Il recupero crediti «bussa» prima ai condomini morosi

Per chi deve recuperare un credito nei confronti di un condominio si pongono da sempre diversi problemi, che la giurisprudenza, prima, e la recente legge di riforma 220/2012, poi, hanno tentato di risolvere non sempre con grande successo.
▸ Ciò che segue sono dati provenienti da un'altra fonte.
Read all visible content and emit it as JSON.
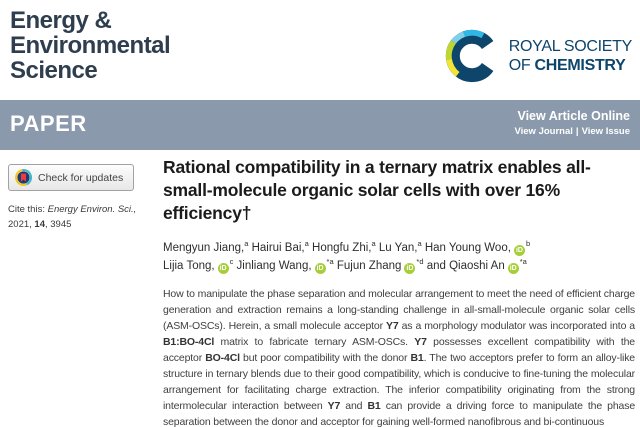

Il primo intervento legislativo che ha tentato di mettere ordine nella materia risale proprio alla recentissima legge di riforma del diritto condominiale, con la nuova versione dell’articolo 63 delle disposizioni attuative del Codice civile.

Nel lunghissimo periodo di vuoto legislativo, ci si è pertanto affidati agli insegnamenti della Cassazione, che ha dapprima introdotto di fatto il sistema della solidarietà del debito, in base al quale qualunque condomino poteva essere aggredito dai creditori per l’intero debito condominiale, salvo poi (con la sentenza 9148/2008) ripiegare sul criterio della parziarietà: con la conseguenza che i condomini potevano essere chiamati a rispondere del debito condominiale solo pro quota. Con il nuovo articolo 63 delle disposizioni attuative del Codice civile c’è, la prima volta, una parvenza di disciplina per il “recupero crediti” nei confronti dei condomini. In sostanza, l’articolo 63 ha stabilito il divieto, per il terzo creditore, di agire contro i condomini in regola con i pagamenti (delle spese condominiali) se non dopo aver inutilmente escusso quelli morosi, il cui elenco dovrà essergli fornito dallo stesso amministratore. Neppure una parola, tuttavia, è stata spesa per stabilire se potrà essere richiesto, al singolo condomino, l’intero credito reclamato dal terzo o solo la propria quota proporzionale.

Il decreto Destinazione Italia e la legge di stabilità hanno corretto alcune norme della legge 220/2012 che si erano subito rilevate di difficile applicazione, ma non hanno modificato l’articolo 63 delle disposizioni attuative. Al momento, quindi, l’unica cosa certa è che il terzo creditore debba munirsi di un titolo esecutivo nei confronti del condominio, notificarlo (così come già avveniva prima della legga di riforma) all’amministratore dello stabile, per poi richiedere a quest’ultimo l’elenco dei condomini inadempienti verso il pagamento delle spese condominiali. Fatto questo, cominciano le criticità: cosa fare se l’amministratore non fornisce l’elenco richiesto, come agire (per l’intero credito o solo pro quota) nei confronti dei singoli condomini? Su questi punti l’articolo 63 non dice nulla. Al momento, pertanto, appaiono possibili (da parte del legale del creditore) due strade: o rivolgersi al Tribunale perché ordini all’amministratore di fornire l’elenco, o procurarsi in qualche modo l’elenco dei condomini e notificare a ognuno di essi un atto di precetto.

Qualora, viceversa, l’amministratore risponda e fornisca al creditore il nome dei condomini morosi, al terzo non resterà che individuarne uno al quale notificare l’atto di precetto, intimandogli il pagamento dell’intero credito dovuto dal condominio. Pur nel silenzio legislativo, si deve ritenere che la legge 220/2012 abbia reintrodotto il criterio della solidarietà del debito. Al singolo condomino non andrà viceversa notificato (sebbene vi siano alcune sentenze che affermano il contrario) il titolo esecutivo già notificato all’amministratore: questo in quanto il condominio è soggetto privo di personalità giuridica. Alla notifica dell’atto di precetto, che è un ultimo avviso al debitore che si intende procedere in via esecutiva nei suoi confronti, dovrà poi seguire la richiesta di pignoramento sul bene (normalmente l’alloggio, ma si possono anche escutere beni mobili o crediti del pignorato verso terzi) del condomino prescelto. Solo una volta (inutilmente) effettuate le esecuzioni nei confronti dei condomini morosi, infine, il creditore potrà poi agire (sempre per l’intero credito) aggredendo i beni dei condomini in regola con i pagamenti.